Saturday, October 13, 2012

[0254]

"Writers are forgetful but they remember everything. They forget appointments and anniversaries, but remember what you wore, how you smelled, on your first date. They remember every story you've ever told them, but forget what you just said. They don't remember to water the plant or take out the trash, but they don't forget how to make you laugh. Writers are forgetful because they are busy remembering the important things."

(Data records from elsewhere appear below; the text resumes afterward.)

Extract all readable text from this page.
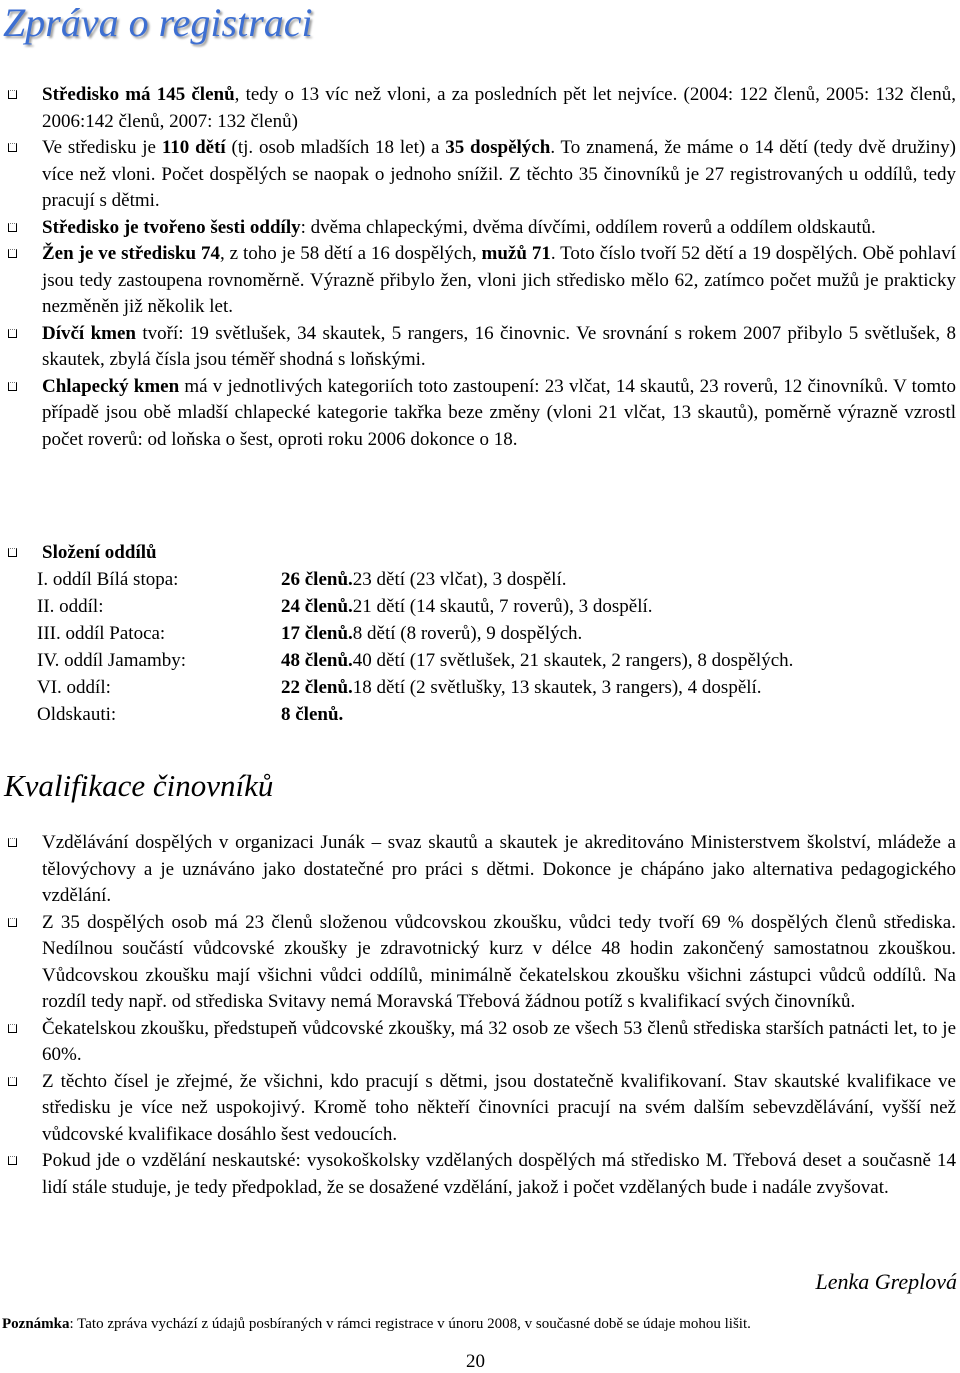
Zpráva o registraci
Středisko má 145 členů, tedy o 13 víc než vloni, a za posledních pět let nejvíce. (2004: 122 členů, 2005: 132 členů, 2006:142 členů, 2007: 132 členů)
Ve středisku je 110 dětí (tj. osob mladších 18 let) a 35 dospělých. To znamená, že máme o 14 dětí (tedy dvě družiny) více než vloni. Počet dospělých se naopak o jednoho snížil. Z těchto 35 činovníků je 27 registrovaných u oddílů, tedy pracují s dětmi.
Středisko je tvořeno šesti oddíly: dvěma chlapeckými, dvěma dívčími, oddílem roverů a oddílem oldskautů.
Žen je ve středisku 74, z toho je 58 dětí a 16 dospělých, mužů 71. Toto číslo tvoří 52 dětí a 19 dospělých. Obě pohlaví jsou tedy zastoupena rovnoměrně. Výrazně přibylo žen, vloni jich středisko mělo 62, zatímco počet mužů je prakticky nezměněn již několik let.
Dívčí kmen tvoří: 19 světlušek, 34 skautek, 5 rangers, 16 činovnic. Ve srovnání s rokem 2007 přibylo 5 světlušek, 8 skautek, zbylá čísla jsou téměř shodná s loňskými.
Chlapecký kmen má v jednotlivých kategoriích toto zastoupení: 23 vlčat, 14 skautů, 23 roverů, 12 činovníků. V tomto případě jsou obě mladší chlapecké kategorie takřka beze změny (vloni 21 vlčat, 13 skautů), poměrně výrazně vzrostl počet roverů: od loňska o šest, oproti roku 2006 dokonce o 18.
Složení oddílů
I. oddíl Bílá stopa:	26 členů. 23 dětí (23 vlčat), 3 dospělí.
II. oddíl:	24 členů. 21 dětí (14 skautů, 7 roverů), 3 dospělí.
III. oddíl Patoca:	17 členů. 8 dětí (8 roverů), 9 dospělých.
IV. oddíl Jamamby:	48 členů. 40 dětí (17 světlušek, 21 skautek, 2 rangers), 8 dospělých.
VI. oddíl:	22 členů. 18 dětí (2 světlušky, 13 skautek, 3 rangers), 4 dospělí.
Oldskauti:	8 členů.
Kvalifikace činovníků
Vzdělávání dospělých v organizaci Junák – svaz skautů a skautek je akreditováno Ministerstvem školství, mládeže a tělovýchovy a je uznáváno jako dostatečné pro práci s dětmi. Dokonce je chápáno jako alternativa pedagogického vzdělání.
Z 35 dospělých osob má 23 členů složenou vůdcovskou zkoušku, vůdci tedy tvoří 69 % dospělých členů střediska. Nedílnou součástí vůdcovské zkoušky je zdravotnický kurz v délce 48 hodin zakončený samostatnou zkouškou. Vůdcovskou zkoušku mají všichni vůdci oddílů, minimálně čekatelskou zkoušku všichni zástupci vůdců oddílů. Na rozdíl tedy např. od střediska Svitavy nemá Moravská Třebová žádnou potíž s kvalifikací svých činovníků.
Čekatelskou zkoušku, předstupeň vůdcovské zkoušky, má 32 osob ze všech 53 členů střediska starších patnácti let, to je 60%.
Z těchto čísel je zřejmé, že všichni, kdo pracují s dětmi, jsou dostatečně kvalifikovaní. Stav skautské kvalifikace ve středisku je více než uspokojivý. Kromě toho někteří činovníci pracují na svém dalším sebevzdělávání, vyšší než vůdcovské kvalifikace dosáhlo šest vedoucích.
Pokud jde o vzdělání neskautské: vysokoškolsky vzdělaných dospělých má středisko M. Třebová deset a současně 14 lidí stále studuje, je tedy předpoklad, že se dosažené vzdělání, jakož i počet vzdělaných bude i nadále zvyšovat.
Lenka Greplová
Poznámka: Tato zpráva vychází z údajů posbíraných v rámci registrace v únoru 2008, v současné době se údaje mohou lišit.
20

I saw this and it made me smile. Because it reminds me of so many people I know. It reminds me of all the passionate busy-bodied people in my life because the same words can be said about more than just writers. It can be said of anyone with a fire in them. And so it made me smile. 

[0253]

I was in the winter of my life, and the men I met along the road were my only summer. At night I fell asleep with visions of myself dancing and laughing and crying with them. Three years down the line of being on an illness road to earth, my memories of them are the only thing that sustained me and my only real happy times. I was a singer, not a very popular one. I once had dreams of becoming a beautiful poet but upon a series of unfortunate events, I saw those dreams dashed and divided like a million stars in the night sky that I wished on over and over again, sparkling and broken. But I didn't really mind because I knew that it takes getting everything you ever wanted and then losing it to know what true freedom is. When the people I used to know found out what I had been doing, how I'd been living, they asked me why, but there's no use in talking to people who have a home. They have no idea what it's like to seek safety in other people. For home to be wherever you lay your head. I was always an unusual girl. My mother told me I had a chameleon soul, no moral compass pointing due north, no fixed personality, just an inner indecisiveness that was as wide and as wavering as the ocean. And if I said I didn't plan for it to turn out this way I'd be lying, because I was born to be the other woman. I belonged to no one, who belonged to everyone; who had nothing, who wanted everything. With a fire for every experience and an obsession for freedom that terrified to me the point I couldn't even talk about it, and pushed me to a nomadic point of madness that both dazzled and dizzied me.

Every night I used to pray that I'd find my people, and finally I did on the open road. We had nothing to lose, nothing to gain, nothing we desired anymore, except to make our lives into a work of art. Live fast, die young, be wild, have fun. I believe in the country America used to be, I believe in the person I want to become, I believe in the freedom of the open road, and my motto is the same as ever, I believe in the kindness of strangers. And when I'm at war with myself, I ride, I just ride. Who are you? Are you in touch with all of your darkest fantasies? Have you created a life for yourself where you can experience them? I have. I am fcuking crazy. But I am free.